Interbody cages are generally used with posterior instrumentation systems; in clinical procedures, posterior instrument failures are observed more than cage failures [14]. In another FEM study, Zhong et al. used a titanium cage and subjected the lumbar spine to 10 Nm flexion, extension, torsion, and lateral bending moment with 150 N axial preload. At these loading conditions, the stress values on the posterior instruments in flexion, extension, bending, and rotation were 73.4 MPa, 61 MPa, 77.3 MPa, and 96.1 MPa, respectively. In the current study, the K2 model’s axial preload was 400 N, and the moment was 6 Nm for each mode of loading. The stress values on the posterior instruments on flexion, extension, bending, and rotation were 48.8 MPa, 33.9 MPa, 46 MPa, and 63.6 MPa, respectively. Compared to the current study, the loading conditions were different in Zhong et al.’s study in terms of higher moment and lower axial preload. Although the loading conditions were different in the aforementioned two studies, the stress values that were compared in the posterior elements turned out to be lower in the K2 model. These data suggest that the A/W bioceramic composite cage can carry enough load at the anterior part of the spine and can support stabilization well.

After the compression of the three processed cages, the mean failure value was 4.6 kN in the axial loading. We believe that the different biomechanical performances may have been due to microfractures that had occurred during the cage process. These differences will not be observed if these cages are fabricated via moulding.

A K2 cage compression test was also simulated with FEM. In this test, the axial load applied was 5 kN, which was close to the mean value (4.6 kN) of the real test. The stress values were in the range of 80–100 MPa at the centre. We thought that, by increasing the axial load, the stress would have increased and we would have observed the failure of the cage. A comparison between the real test and the FEM test found that they were concordant. Although the FE model that was used in the current study utilized literature-derived material properties, the main limitation of our study is that experimental validation of the FEM is lacking. Another limitation of our study is not to perform cycling loading and impact tests to define the material properties of A/W bioceramic. Our aim was to produce a prototype A/W bioceramic cage for spinal fusion. For this purpose, we tested A/W bioceramic cage with FEM. However, in order to define the material properties and validate the FEM, we only performed biomechanical compression tests. We would conduct advanced biomechanical analyses including cyclic loading and impact tests in the future studies.
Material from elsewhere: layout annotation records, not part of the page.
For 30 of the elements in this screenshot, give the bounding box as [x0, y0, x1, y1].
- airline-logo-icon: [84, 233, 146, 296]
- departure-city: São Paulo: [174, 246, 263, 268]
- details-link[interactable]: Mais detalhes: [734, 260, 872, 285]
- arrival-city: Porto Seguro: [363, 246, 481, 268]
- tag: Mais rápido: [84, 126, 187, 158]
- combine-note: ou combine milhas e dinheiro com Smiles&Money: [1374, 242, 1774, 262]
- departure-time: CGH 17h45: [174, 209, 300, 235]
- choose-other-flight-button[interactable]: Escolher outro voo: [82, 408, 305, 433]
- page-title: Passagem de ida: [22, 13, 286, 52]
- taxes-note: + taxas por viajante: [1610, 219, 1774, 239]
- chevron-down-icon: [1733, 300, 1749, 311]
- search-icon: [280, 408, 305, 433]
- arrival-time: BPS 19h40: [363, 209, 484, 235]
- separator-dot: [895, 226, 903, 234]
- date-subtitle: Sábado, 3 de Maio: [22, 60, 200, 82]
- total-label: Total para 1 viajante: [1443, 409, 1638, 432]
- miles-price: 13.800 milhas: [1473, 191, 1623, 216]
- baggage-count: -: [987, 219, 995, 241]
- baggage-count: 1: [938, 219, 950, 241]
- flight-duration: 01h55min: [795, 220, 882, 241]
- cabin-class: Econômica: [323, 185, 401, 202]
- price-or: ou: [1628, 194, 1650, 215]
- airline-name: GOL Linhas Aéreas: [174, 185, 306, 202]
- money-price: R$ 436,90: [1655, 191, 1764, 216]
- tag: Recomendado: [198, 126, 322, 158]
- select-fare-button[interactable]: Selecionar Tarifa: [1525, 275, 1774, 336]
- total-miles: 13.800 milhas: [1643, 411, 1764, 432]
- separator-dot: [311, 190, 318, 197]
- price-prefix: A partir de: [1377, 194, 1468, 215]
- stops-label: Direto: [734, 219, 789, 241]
In conclusion, the FEM simulation has the advantage of demonstrating the relationship and mechanism between implant and related spinal segments. The A/W bioceramic composite is a bioactive and compatible material that can effectively be used for interbody fusion. We must also keep in mind that the design of the cage plays a crucial role (in addition to its material properties) for achieving stable fusion. Although the K2 bioceramic composite cage model was found to have favorable biomechanical performance, animal studies must be conducted to elucidate the optimal and final design for this cage.

Ethical Approval

Our study is a biomechanical and FEM study. So there was no need for the approval of an ethical committee.

Conflicts of Interest

The authors declare that they have no conflicts of interest.

Acknowledgments

The authors would like to thank Emir Birant for preparing the FEM simulations. Support for this research has been provided by the Gazi University Scientific Research Fund and Turkish Society of Orthopaedic Surgery and Traumatology.